Bruce demonstrated how to select attributes, create neurons, create training data and provide feedback to machine learning by adjusting weights using the plperl-based extension in PostgreSQL.

Performing AI-related tasks require a lot of data and computation resources and GPUs are designed to efficiently perform simultaneous repetitive computations. It is possible to harvest the power of GPU using pg-storm extension which adds GPU-acceleration to PostgreSQL.

Some of the AI-driven general use-cases in database include but are not limited to:

  • natural language queries
  • retrieval-augmented generation (RAG)
  • optimize plan
  • index creation and destruction
  • database tuning
  • resource allocation and exhaustion
  • malicious activity alert
  • … many more

Hayato Kuroda

Hayato from Fujisu, in his talk “Online Upgrade of Replication Clusters Without Downtime“, introduced several new additions in PostgreSQL 17 related to logical replication and how it can be utilized to minimize down-times when upgrading replication clusters.

Traditionally users rely on pg_dump and pg_restore, but these are slow. Some rely on pg_upgrade, but it requires the nodes to be shut down and requires the user to manually re-setup the replication clusters after the upgrade. Hayato emphasized that using “logical replication” is the way to go.

The new tool pg_createsubscriber allows subscriber nodes to reuse data that has already been physically replicated, so it focuses only on incremental logical changes. This eliminates the need to synchronize data (COPY) before logical replication begins.

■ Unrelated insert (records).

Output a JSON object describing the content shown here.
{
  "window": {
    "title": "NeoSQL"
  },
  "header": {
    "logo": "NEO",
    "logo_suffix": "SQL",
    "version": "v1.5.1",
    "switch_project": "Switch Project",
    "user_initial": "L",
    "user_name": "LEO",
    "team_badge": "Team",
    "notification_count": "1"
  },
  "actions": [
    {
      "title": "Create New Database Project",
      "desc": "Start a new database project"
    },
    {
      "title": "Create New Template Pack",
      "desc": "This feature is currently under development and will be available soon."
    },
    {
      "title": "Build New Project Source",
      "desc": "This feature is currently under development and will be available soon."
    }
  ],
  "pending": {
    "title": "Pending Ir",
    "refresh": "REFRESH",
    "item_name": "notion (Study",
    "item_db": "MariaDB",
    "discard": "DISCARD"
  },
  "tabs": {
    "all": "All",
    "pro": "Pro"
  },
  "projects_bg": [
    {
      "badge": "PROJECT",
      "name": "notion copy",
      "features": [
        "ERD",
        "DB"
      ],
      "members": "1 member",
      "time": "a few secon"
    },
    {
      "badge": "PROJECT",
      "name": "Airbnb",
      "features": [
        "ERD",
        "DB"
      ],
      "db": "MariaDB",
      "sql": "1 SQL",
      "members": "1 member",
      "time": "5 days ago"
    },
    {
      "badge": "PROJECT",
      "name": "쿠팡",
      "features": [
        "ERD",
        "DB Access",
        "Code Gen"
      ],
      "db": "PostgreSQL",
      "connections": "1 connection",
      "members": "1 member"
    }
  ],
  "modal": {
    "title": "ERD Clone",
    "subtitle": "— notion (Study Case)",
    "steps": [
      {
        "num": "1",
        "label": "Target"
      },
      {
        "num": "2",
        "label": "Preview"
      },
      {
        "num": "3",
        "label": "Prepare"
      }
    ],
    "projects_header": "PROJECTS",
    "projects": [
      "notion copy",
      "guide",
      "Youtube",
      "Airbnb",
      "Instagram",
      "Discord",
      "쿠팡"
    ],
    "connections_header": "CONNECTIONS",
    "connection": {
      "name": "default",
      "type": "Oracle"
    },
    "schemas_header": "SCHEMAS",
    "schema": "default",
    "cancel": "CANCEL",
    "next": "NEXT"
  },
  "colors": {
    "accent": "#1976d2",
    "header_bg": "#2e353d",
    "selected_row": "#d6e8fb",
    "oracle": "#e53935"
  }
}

The pg_createsubscriber tool can basically convert a physical replication standby node into a logical replication subscriber without recopying the data. So it has a great advantage when the amount of data is large.

in PostgreSQL 16 and previous versions, pg_upgrade does not synchronize logical replication slots information. So, It needs to be manually copied and configured before the logical replication can continue. In PostgreSQL 17, the logical replication slot will be synchronized after pg_upgrade, so the logical replication can resume automatically and natively.

The pg_createsubscriber tool and the synchronization of the logical replication slot eliminate most of the downtime caused by the upgrade. These features are available in PostgreSQL 17.

Heikki Linnakangas

Heikki, a PostgreSQL committer from Neon, presented a talk “Multi-threaded PostgreSQL” that is considered controversial by some of the community members and started a lot of community discussions.

Heikki introduced:

  • Advantages and disadvantages over multi-process.
  • How to use multiple threads correctly
  • some of his previous attempts, and the challenges of switching PostgreSQL to multiple threads.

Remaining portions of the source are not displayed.